Herkesin içinde bir ışık vardır. Bazen gözle görülmez, bazen insan, kendi yüreğinde bile unutur o ışığın varlığını. Yaşadığımız acılar, gördüğümüz ihanetler, sırtımızdan saplanan sessiz bıçaklar… Hepsi bir perde olur ışığımızın üzerine. Ve biz zannederiz ki artık karanlıktayız. Oysa karanlık, sadece ışığı gölgeleyen bir hatıradır.
Kimi bir çocukluk anısında kaybeder içindeki aydınlığı, kimi bir sevdanın içinde terk eder kendini. Bazıları annesinin dizlerinde arar huzuru, bazıları ise yıllardır görmediği babasının gözlerinde kalmış bir parıltıda… Herkesin karanlıkta kalmış bir aydınlığı vardır. Saklı, kırgın, unutulmuş… Ama hâlâ oradadır.
Aydınlık kaybolmaz. Üzerine ne kadar toprak atılsa da, içten içe yanmaya devam eder. Sessizdir, sabırlıdır. Bir gün bir kelimeyle, bir hatırayla, bir şarkının içinde bile yeniden can bulabilir. Çünkü insanın içindeki ışık, yaşamaya devam etmek için tutunduğu son daldır. Ne kadar kırık olsa da, tutunduğu yerdir.
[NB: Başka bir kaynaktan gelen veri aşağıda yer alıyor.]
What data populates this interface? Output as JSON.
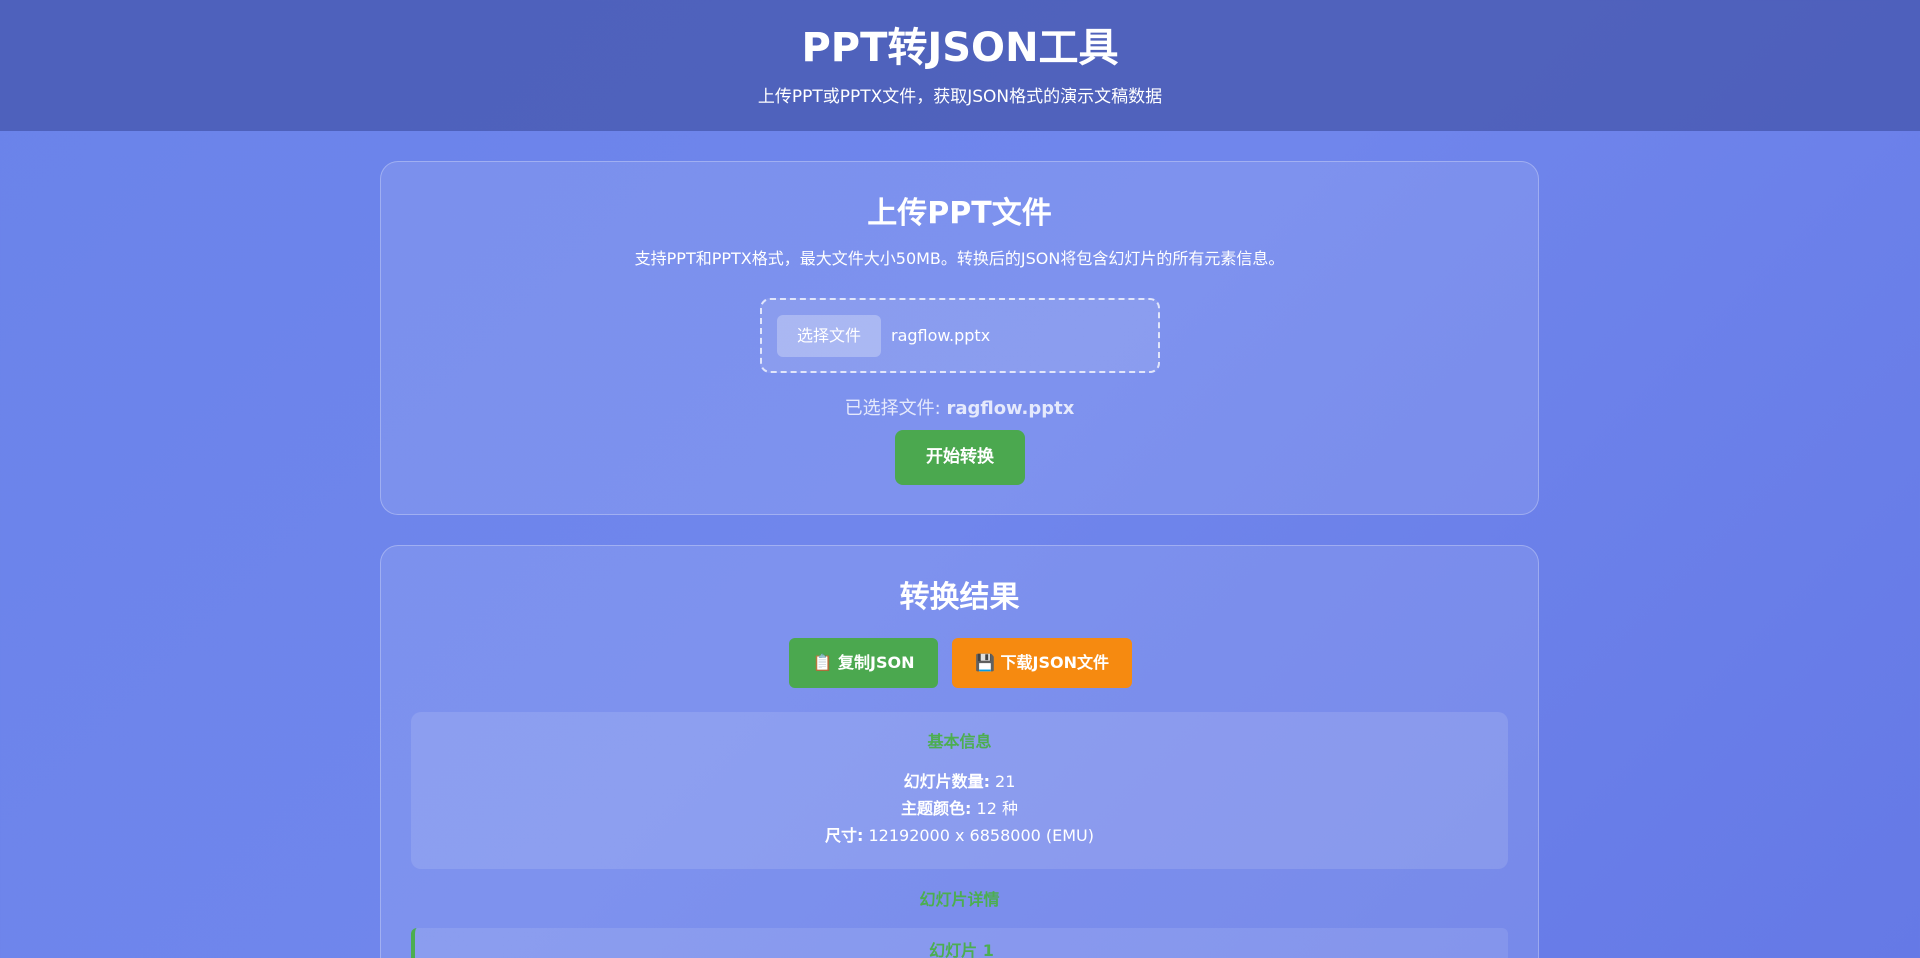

Kimi zaman bir dua olur o ışık, kimi zaman bir vedada bazen bir elin sıcağında, bazen bir mezar taşında belirir. Hayat, aydınlıkla karanlık arasında yürürken insanı sınavdan geçirir. Ama ne olursa olsun, karanlıkta bile yürüyebilenlerin içinde hâlâ ışık var demektir.
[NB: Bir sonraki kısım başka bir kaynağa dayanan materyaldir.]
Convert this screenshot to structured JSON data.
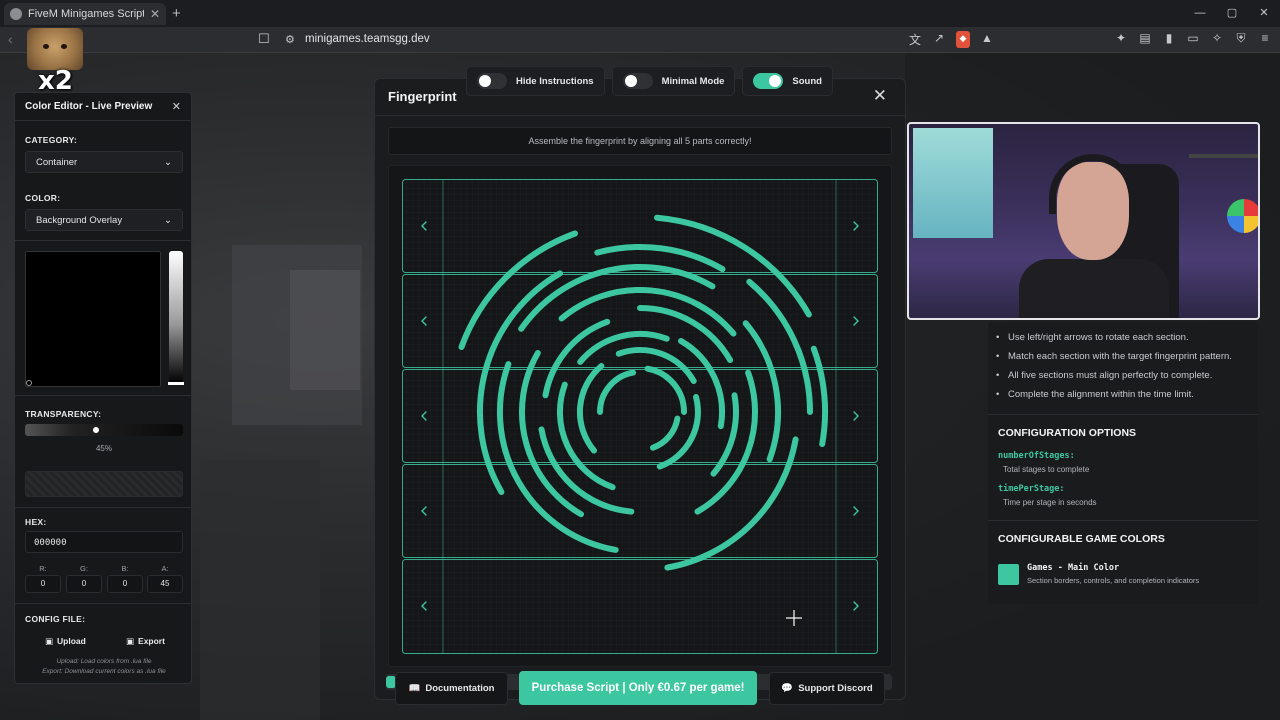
{
  "browser": {
    "tab_title": "FiveM Minigames Script - Intera",
    "new_tab": "+",
    "url": "minigames.teamsgg.dev",
    "window_controls": [
      "—",
      "▢",
      "✕"
    ]
  },
  "sticker": {
    "multiplier": "x2"
  },
  "color_editor": {
    "title": "Color Editor - Live Preview",
    "close": "✕",
    "category_label": "CATEGORY:",
    "category_value": "Container",
    "color_label": "COLOR:",
    "color_value": "Background Overlay",
    "transparency_label": "TRANSPARENCY:",
    "transparency_pct": "45%",
    "hex_label": "HEX:",
    "hex_value": "000000",
    "rgba": [
      {
        "label": "R:",
        "value": "0"
      },
      {
        "label": "G:",
        "value": "0"
      },
      {
        "label": "B:",
        "value": "0"
      },
      {
        "label": "A:",
        "value": "45"
      }
    ],
    "config_label": "CONFIG FILE:",
    "upload_label": "Upload",
    "export_label": "Export",
    "note_upload": "Upload: Load colors from .lua file",
    "note_export": "Export: Download current colors as .lua file"
  },
  "toggles": [
    {
      "label": "Hide Instructions",
      "on": false
    },
    {
      "label": "Minimal Mode",
      "on": false
    },
    {
      "label": "Sound",
      "on": true
    }
  ],
  "game": {
    "title": "Fingerprint",
    "close": "✕",
    "instructions": "Assemble the fingerprint by aligning all 5 parts correctly!",
    "sections": 5,
    "accent_color": "#3cc7a1"
  },
  "footer": {
    "documentation": "Documentation",
    "purchase": "Purchase Script | Only €0.67 per game!",
    "discord": "Support Discord"
  },
  "info": {
    "bullets": [
      "Use left/right arrows to rotate each section.",
      "Match each section with the target fingerprint pattern.",
      "All five sections must align perfectly to complete.",
      "Complete the alignment within the time limit."
    ],
    "config_heading": "CONFIGURATION OPTIONS",
    "options": [
      {
        "key": "numberOfStages:",
        "desc": "Total stages to complete"
      },
      {
        "key": "timePerStage:",
        "desc": "Time per stage in seconds"
      }
    ],
    "colors_heading": "CONFIGURABLE GAME COLORS",
    "color_name": "Games - Main Color",
    "color_desc": "Section borders, controls, and completion indicators",
    "swatch_color": "#3cc7a1"
  }
}
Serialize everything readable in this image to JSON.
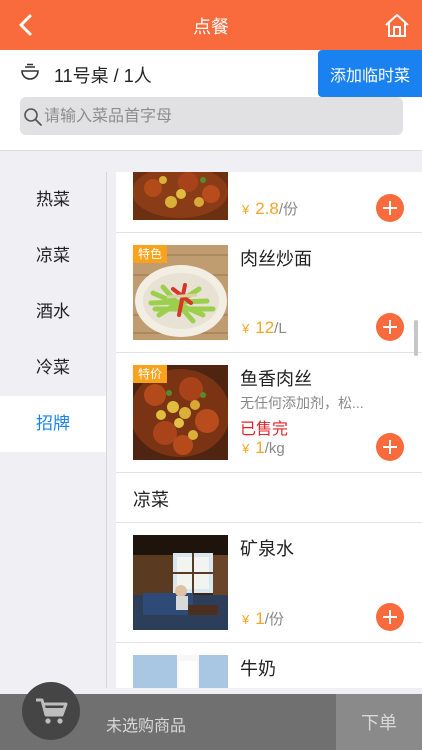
{
  "header": {
    "title": "点餐",
    "back_icon": "chevron-left-icon",
    "home_icon": "home-icon"
  },
  "table": {
    "info": "11号桌 / 1人",
    "icon": "bowl-icon",
    "add_temp_label": "添加临时菜"
  },
  "search": {
    "placeholder": "请输入菜品首字母",
    "value": ""
  },
  "categories": [
    {
      "label": "热菜"
    },
    {
      "label": "凉菜"
    },
    {
      "label": "酒水"
    },
    {
      "label": "冷菜"
    },
    {
      "label": "招牌",
      "active": true
    }
  ],
  "items": [
    {
      "name": "",
      "currency": "¥",
      "price": "2.8",
      "unit": "/份"
    },
    {
      "name": "肉丝炒面",
      "badge": "特色",
      "currency": "¥",
      "price": "12",
      "unit": "/L"
    },
    {
      "name": "鱼香肉丝",
      "badge": "特价",
      "desc": "无任何添加剂，松...",
      "status": "已售完",
      "currency": "¥",
      "price": "1",
      "unit": "/kg"
    },
    {
      "name": "矿泉水",
      "currency": "¥",
      "price": "1",
      "unit": "/份"
    },
    {
      "name": "牛奶"
    }
  ],
  "section": {
    "title": "凉菜"
  },
  "footer": {
    "cart_icon": "cart-icon",
    "empty_label": "未选购商品",
    "submit_label": "下单"
  },
  "colors": {
    "accent": "#f96a3c",
    "blue": "#1a82f0",
    "price": "#f5a623",
    "soldout": "#e0232a"
  }
}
İşte bu yüzden karanlık görünür her şey, ama aydınlık içimizden gitmez. Sadece kendine bir köşe bulur, susar, bekler. Ve bazen bir gözyaşında, bazen bir gülümsemede yeniden doğar.
Ve bir gün gelir…
Yıllarca susturulan o iç ses, ansızın dile gelir. Kendi karanlığına yabancılaşmış insan, bir sabah kendine yeniden yaklaşır. Kırgınlıklarıyla barışır, affedemediklerini değil; affetmediklerinin onu ne kadar yorduğunu fark eder. Söylenmemiş sözler, yazılmamış mektuplar, yarım kalmış dualar dökülür yüreğin kıyısına.
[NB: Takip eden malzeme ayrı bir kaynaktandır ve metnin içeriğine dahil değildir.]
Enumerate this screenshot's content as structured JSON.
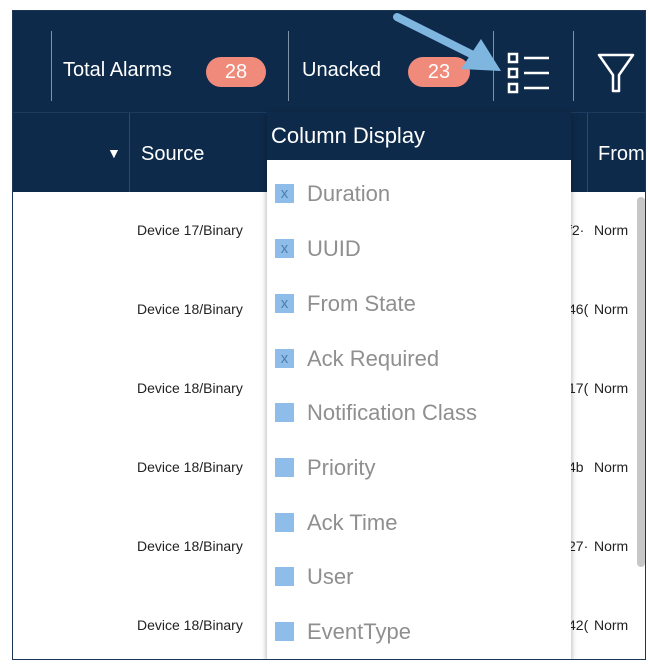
{
  "toolbar": {
    "total_label": "Total Alarms",
    "total_count": "28",
    "unacked_label": "Unacked",
    "unacked_count": "23",
    "column_icon": "column-list-icon",
    "filter_icon": "filter-icon"
  },
  "header": {
    "sort_glyph": "▼",
    "source": "Source",
    "from": "From"
  },
  "rows": [
    {
      "source": "Device 17/Binary",
      "id_frag": "f2·",
      "from_state": "Norm"
    },
    {
      "source": "Device 18/Binary",
      "id_frag": "46(",
      "from_state": "Norm"
    },
    {
      "source": "Device 18/Binary",
      "id_frag": "17(",
      "from_state": "Norm"
    },
    {
      "source": "Device 18/Binary",
      "id_frag": "4b",
      "from_state": "Norm"
    },
    {
      "source": "Device 18/Binary",
      "id_frag": "27·",
      "from_state": "Norm"
    },
    {
      "source": "Device 18/Binary",
      "id_frag": "42(",
      "from_state": "Norm"
    }
  ],
  "column_display": {
    "title": "Column Display",
    "items": [
      {
        "label": "Duration",
        "checked": true,
        "mark": "x"
      },
      {
        "label": "UUID",
        "checked": true,
        "mark": "x"
      },
      {
        "label": "From State",
        "checked": true,
        "mark": "x"
      },
      {
        "label": "Ack Required",
        "checked": true,
        "mark": "x"
      },
      {
        "label": "Notification Class",
        "checked": false,
        "mark": ""
      },
      {
        "label": "Priority",
        "checked": false,
        "mark": ""
      },
      {
        "label": "Ack Time",
        "checked": false,
        "mark": ""
      },
      {
        "label": "User",
        "checked": false,
        "mark": ""
      },
      {
        "label": "EventType",
        "checked": false,
        "mark": ""
      }
    ]
  },
  "colors": {
    "header_bg": "#0e2a4a",
    "badge": "#f08a7a",
    "checkbox": "#8dbde8",
    "callout_arrow": "#7fb6df"
  }
}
Bir mum yakar o karanlığın ortasında, belki titrek, belki zayıf… Ama o mumun ışığı, koskoca bir ömrün üzerine çöken geceyi yavaş yavaş delmeye başlar. Ve insan anlar ki; aydınlık hep içindeymiş, sadece unuttuğu, bastırdığı, görmezden geldiği bir yerlerde sessizce beklemiş.
Çünkü karanlık, ışığı susturamaz.
Yeter ki insan, kendi içindeki kıymeti fark etsin.
Unutma…
Gecenin en karanlık anı, sabaha en yakın andır.
Ve içimizde solan her şey, yeter ki isteyelim…
Yeniden filizlenebilir.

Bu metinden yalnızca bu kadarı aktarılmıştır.